宣平侯府免受连诛,虽说陈远清引咎解任,北境军士裁撤过半,可北境军务尽数交于陈麟君,依旧是铁板一块。
太子罕见动肝火,乾清殿随侍的宫人内监皆惊惧不已,纷纷跪趴在地。
静了静神儿,太子平和下来摆手撵人,“都出去。”
殿内便只剩二人。
谢文珺还在肩冷砭骨的地面上跪着。
虽说年关已过,可早春寒料峭,饶是置着三五铜炭盆,地上的寒气也能渗透衣料透进肌肤。
太子又是心疼又是气极了,唇齿开阖,终究狠下心没叫她平身。
“江宁,你可知道一个国邦,贪官只是蠹虫,权臣才是猛虎!”
谢文珺双膝仍触在地面,却挺直了身子,驳道:“若论权,张相远比宣平侯更甚,皇兄要除权臣,何故又要保全张相?只因张家拥戴皇兄吗?”
“江宁,你愈发放肆了!”
“臣妹以为,宣平侯一生戎马,为大凜南征北战,赤壁鏖兵,不该遭此诬言构陷。
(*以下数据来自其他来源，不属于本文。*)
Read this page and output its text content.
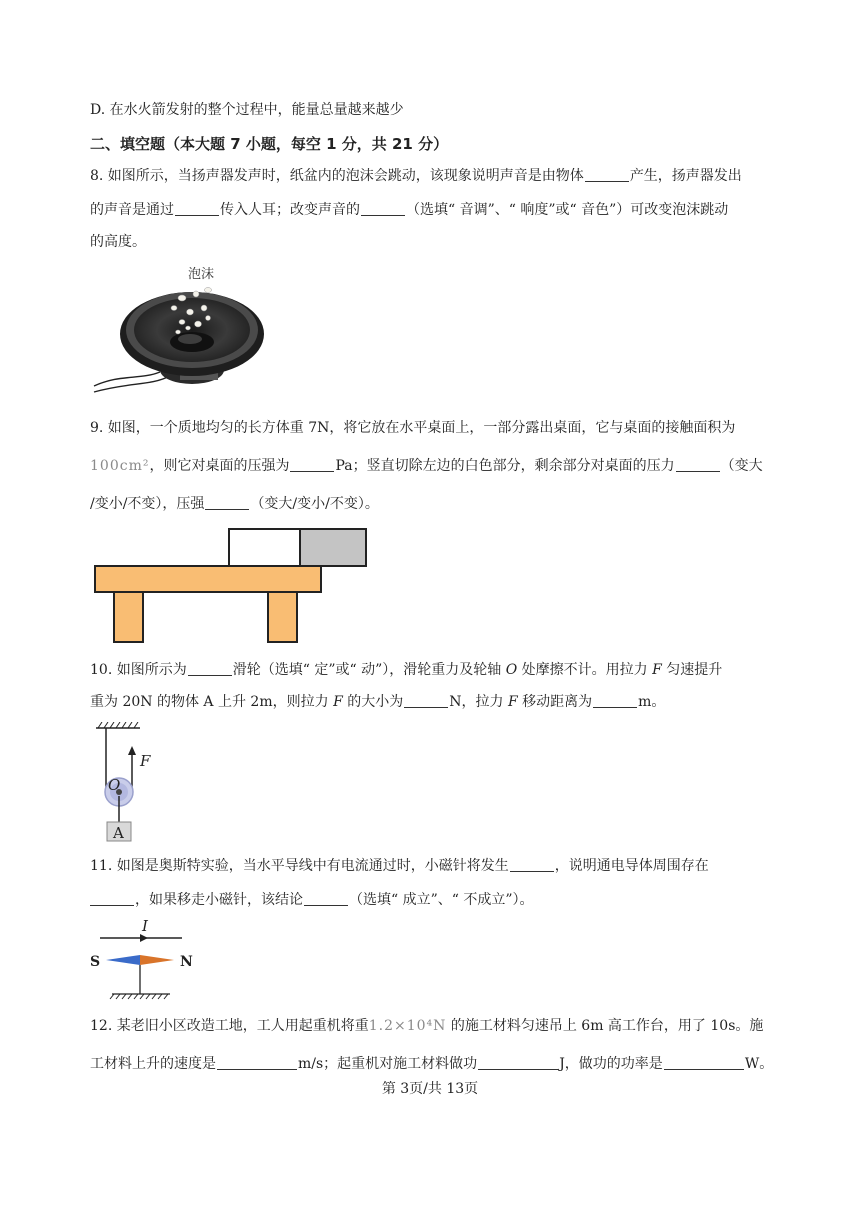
D. 在水火箭发射的整个过程中，能量总量越来越少
二、填空题（本大题 7 小题，每空 1 分，共 21 分）
8. 如图所示，当扬声器发声时，纸盆内的泡沫会跳动，该现象说明声音是由物体	产生，扬声器发出
的声音是通过	传入人耳；改变声音的	（选填“ 音调”、“ 响度”或“ 音色”）可改变泡沫跳动
的高度。
泡沫
9. 如图，一个质地均匀的长方体重 7N，将它放在水平桌面上，一部分露出桌面，它与桌面的接触面积为
100cm²，则它对桌面的压强为	Pa；竖直切除左边的白色部分，剩余部分对桌面的压力	（变大
/变小/不变），压强	（变大/变小/不变）。
10. 如图所示为	滑轮（选填“ 定”或“ 动”），滑轮重力及轮轴 O 处摩擦不计。用拉力 F 匀速提升
重为 20N 的物体 A 上升 2m，则拉力 F 的大小为	N，拉力 F 移动距离为	m。
F
O
A
11. 如图是奥斯特实验，当水平导线中有电流通过时，小磁针将发生	，说明通电导体周围存在
，如果移走小磁针，该结论	（选填“ 成立”、“ 不成立”）。
I
S	N
12. 某老旧小区改造工地，工人用起重机将重1.2×10⁴N 的施工材料匀速吊上 6m 高工作台，用了 10s。施
工材料上升的速度是	m/s；起重机对施工材料做功	J，做功的功率是	W。
第 3页/共 13页
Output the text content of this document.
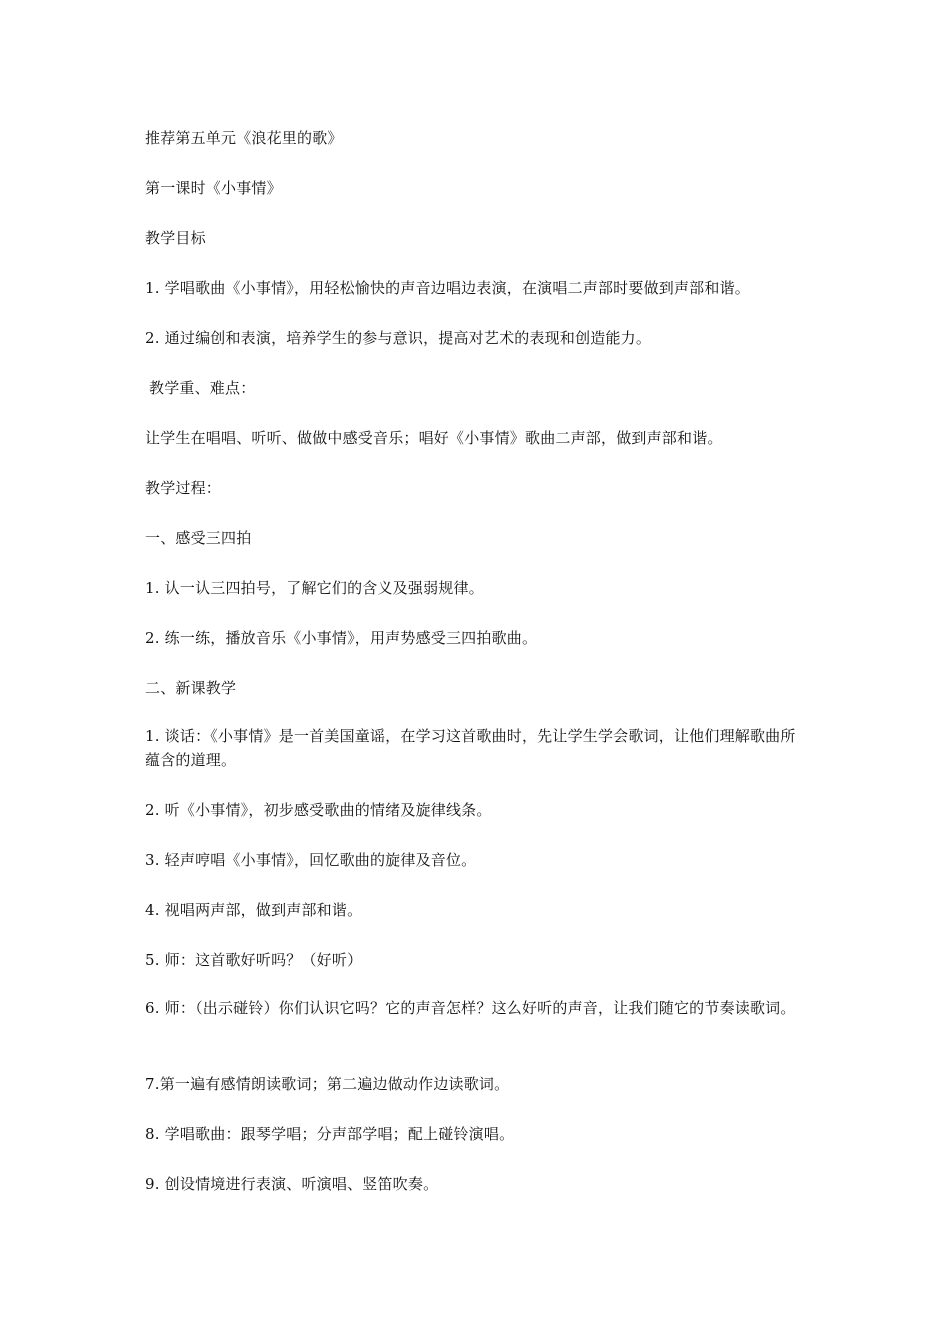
推荐第五单元《浪花里的歌》
第一课时《小事情》
教学目标
1. 学唱歌曲《小事情》，用轻松愉快的声音边唱边表演，在演唱二声部时要做到声部和谐。
2. 通过编创和表演，培养学生的参与意识，提高对艺术的表现和创造能力。
教学重、难点：
让学生在唱唱、听听、做做中感受音乐；唱好《小事情》歌曲二声部，做到声部和谐。
教学过程：
一、感受三四拍
1. 认一认三四拍号，了解它们的含义及强弱规律。
2. 练一练，播放音乐《小事情》，用声势感受三四拍歌曲。
二、新课教学
1. 谈话：《小事情》是一首美国童谣，在学习这首歌曲时，先让学生学会歌词，让他们理解歌曲所蕴含的道理。
2. 听《小事情》，初步感受歌曲的情绪及旋律线条。
3. 轻声哼唱《小事情》，回忆歌曲的旋律及音位。
4. 视唱两声部，做到声部和谐。
5. 师：这首歌好听吗？（好听）
6. 师：（出示碰铃）你们认识它吗？它的声音怎样？这么好听的声音，让我们随它的节奏读歌词。
7.第一遍有感情朗读歌词；第二遍边做动作边读歌词。
8. 学唱歌曲：跟琴学唱；分声部学唱；配上碰铃演唱。
9. 创设情境进行表演、听演唱、竖笛吹奏。
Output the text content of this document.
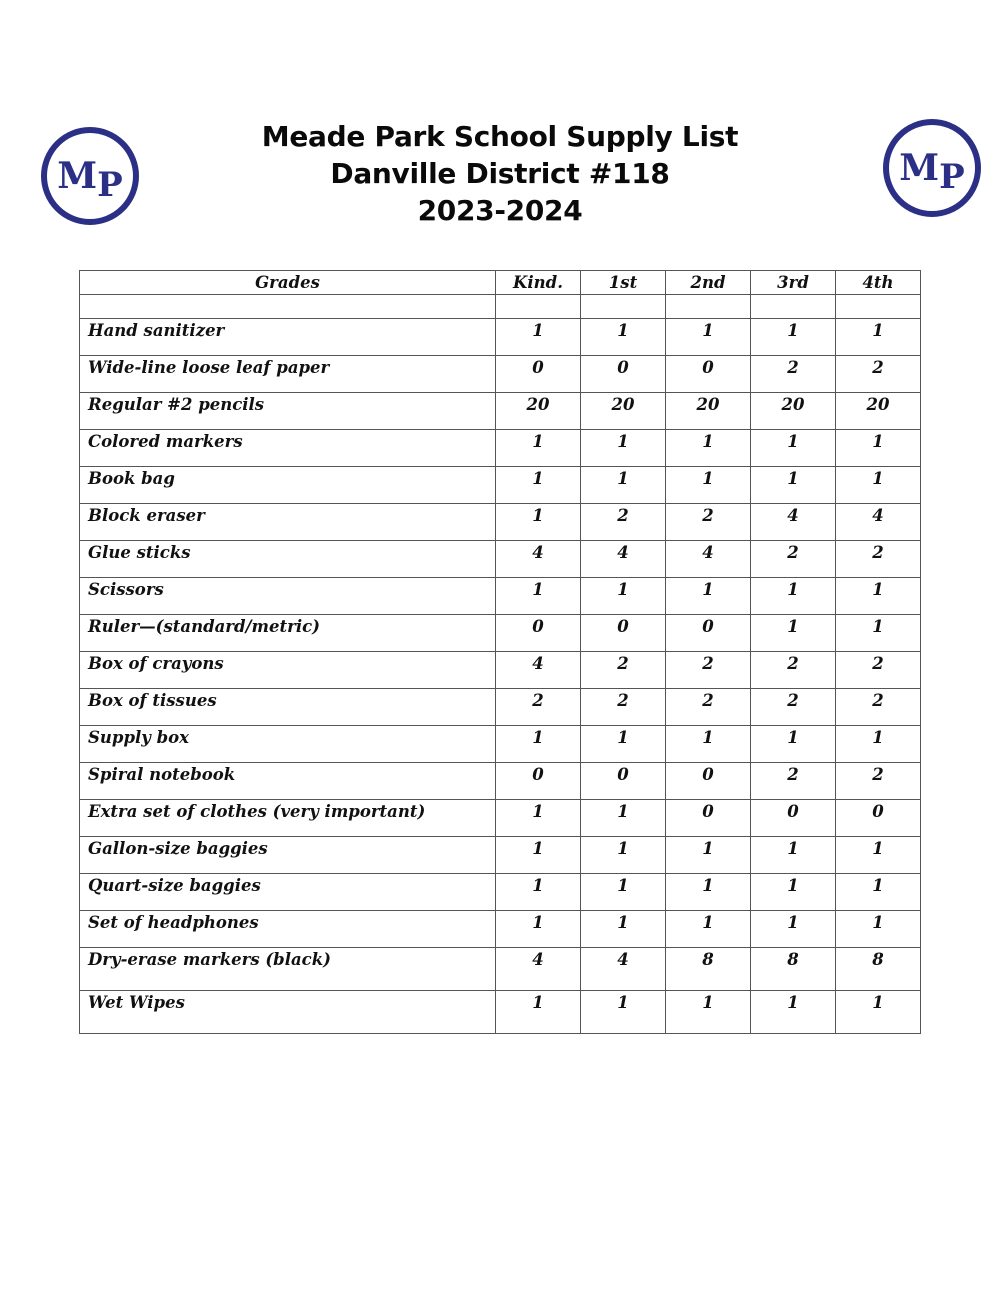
MP	MP
Meade Park School Supply List
Danville District #118
2023-2024
Grades	Kind.	1st	2nd	3rd	4th

Hand sanitizer	1	1	1	1	1
Wide-line loose leaf paper	0	0	0	2	2
Regular #2 pencils	20	20	20	20	20
Colored markers	1	1	1	1	1
Book bag	1	1	1	1	1
Block eraser	1	2	2	4	4
Glue sticks	4	4	4	2	2
Scissors	1	1	1	1	1
Ruler—(standard/metric)	0	0	0	1	1
Box of crayons	4	2	2	2	2
Box of tissues	2	2	2	2	2
Supply box	1	1	1	1	1
Spiral notebook	0	0	0	2	2
Extra set of clothes (very important)	1	1	0	0	0
Gallon-size baggies	1	1	1	1	1
Quart-size baggies	1	1	1	1	1
Set of headphones	1	1	1	1	1
Dry-erase markers (black)	4	4	8	8	8
Wet Wipes	1	1	1	1	1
”
“身居高位,仁慈之心不可滥用!”
“若当权者是非忠奸不辨,怕是会使天下仕子寒心,又何谈政清人和?时和岁稔,本固邦宁,都不该以诬良为盗、深文巧诋为根基……”
“江宁!”
“皇兄教授臣妹的一切,臣妹宿寐不敢忘,可皇兄此行此举,非大丈夫所为!”
“来人!”
太子连日昼夜繁冗,又未进茶米,叫谢文珺言语一顶撞,登时头昏眼黑,扶着木椅椅背站稳。
“带公主回去,闭门思过。”
“臣妹不服。”
谢文珺垂着目,看不见太子弯腰躬背,不失仪态、不显狼狈地喊出一句“不服”。奈何一身倔骨没有二两重,她挣不脱东宫卫的钩爪,只能任由自己被带出去。
东宫卫尉荣隽搀扶太子坐下,斟了茶。太子抿下一口,仰面抚胸顺气。
荣隽躬身候着,道:“殿下,传太医来瞧瞧罢。”
太子摆手示意不用。
他一而再想着谢文珺的话,想着想着,竟径自笑了起来。
“那些话,是孤的老师教给孤的,孤又讲授给江宁,如今,却轮到她用那些话来与我说教了。”太子眼波暗动,无限畅怀。
“她若身处那个位置,总有一天,也会行我今日所为之事。赤忱之心,惟年少可论。”
***
正月十六,陈麟君大婚。
迎亲队伍浩浩荡荡,红绸铺满了一条街,一眼望竟看不到尾。